Monday, May 30, 2011

SURPRISE!

So...I guess it's that time of the year where one reflects on everything. I honestly usually avoid this because it forces me to take a good look at things I put in a box and hide in my closet. Sometimes, however things find you whether you want them to or not....I know I have said this many times and I wonder when will I finally get it. Things may get hidden or you may forget about them but sooner or later you will have to face them. It hit me today while I was watching a movie, Bridesmaid. Who knew, life would just smack me with the facts. I think it was trying to get my attention but I kept ignoring the messages. It came loud and clear. I guess I sometimes just need the message to be transmitted to me by a bullhorn. I GET IT. I really do.

This Tuesday is my boards exam and I actually have a good feeling about it. I feel a lot more confident...there is a part of me that is thinking I am being too optimistic but I am trying to shut here up. I guess who needs that part of me when reality is more than happy to take that role. I am going to listen to the part that believes in happy endings and that dreams do come true.

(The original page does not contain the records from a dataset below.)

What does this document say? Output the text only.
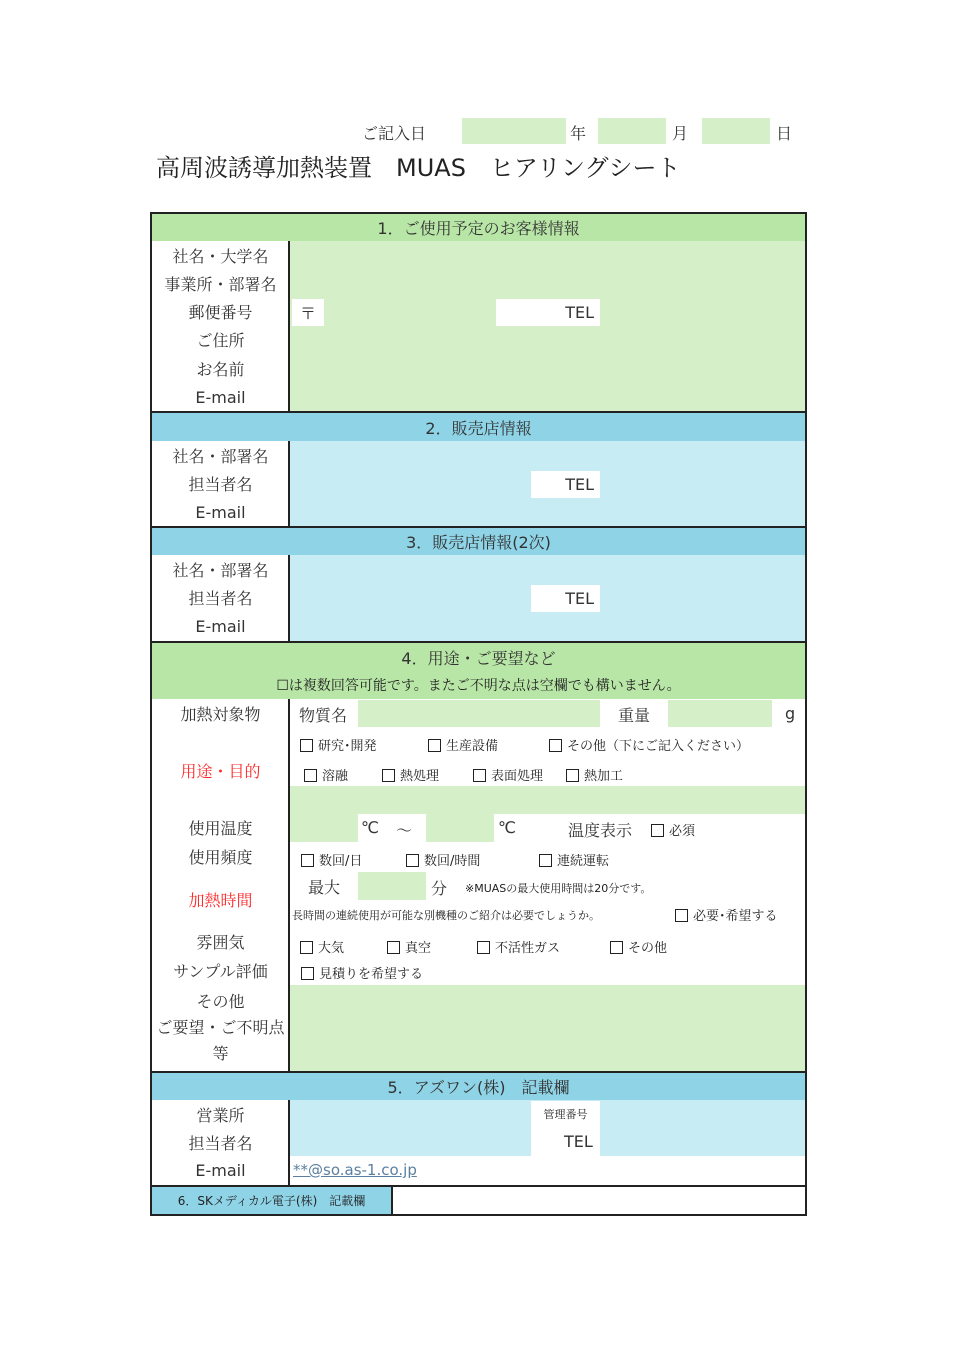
ご記入日	年	月	日
高周波誘導加熱装置　MUAS　ヒアリングシート
1．ご使用予定のお客様情報
社名・大学名
事業所・部署名
郵便番号	〒	TEL
ご住所
お名前
E-mail
2．販売店情報
社名・部署名
担当者名	TEL
E-mail
3．販売店情報(2次)
社名・部署名
担当者名	TEL
E-mail
4．用途・ご要望など
☐は複数回答可能です。またご不明な点は空欄でも構いません。
加熱対象物	物質名	重量	g
用途・目的
研究･開発	生産設備	その他（下にご記入ください）
溶融	熱処理	表面処理	熱加工
使用温度	℃ ～	℃	温度表示	必須
使用頻度	数回/日	数回/時間	連続運転
加熱時間
最大	分 ※MUASの最大使用時間は20分です。
長時間の連続使用が可能な別機種のご紹介は必要でしょうか。	必要･希望する
雰囲気	大気	真空	不活性ガス	その他
サンプル評価	見積りを希望する
その他
ご要望・ご不明点
等
5．アズワン(株)　記載欄
営業所	管理番号
担当者名	TEL
E-mail	**@so.as-1.co.jp
6．SKメディカル電子(株)　記載欄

The next chapter is going to start soon. I can feel it. I imagine someone reading the story of my life, they would be about done with this book and picking up the sequel. The sequel is going to be good. I am determined to making it happen. I am not saying there won't be mistakes...let's not kid myself. It is me after all but I am done with being treated like a spare tire. I am not going to apologize for my choices. I have this one shot and I am going to do it my way. So either jump in and hold on or move out of my way. I am not slowing down...I actually like the brakes are broken so HERE I COME!!!!!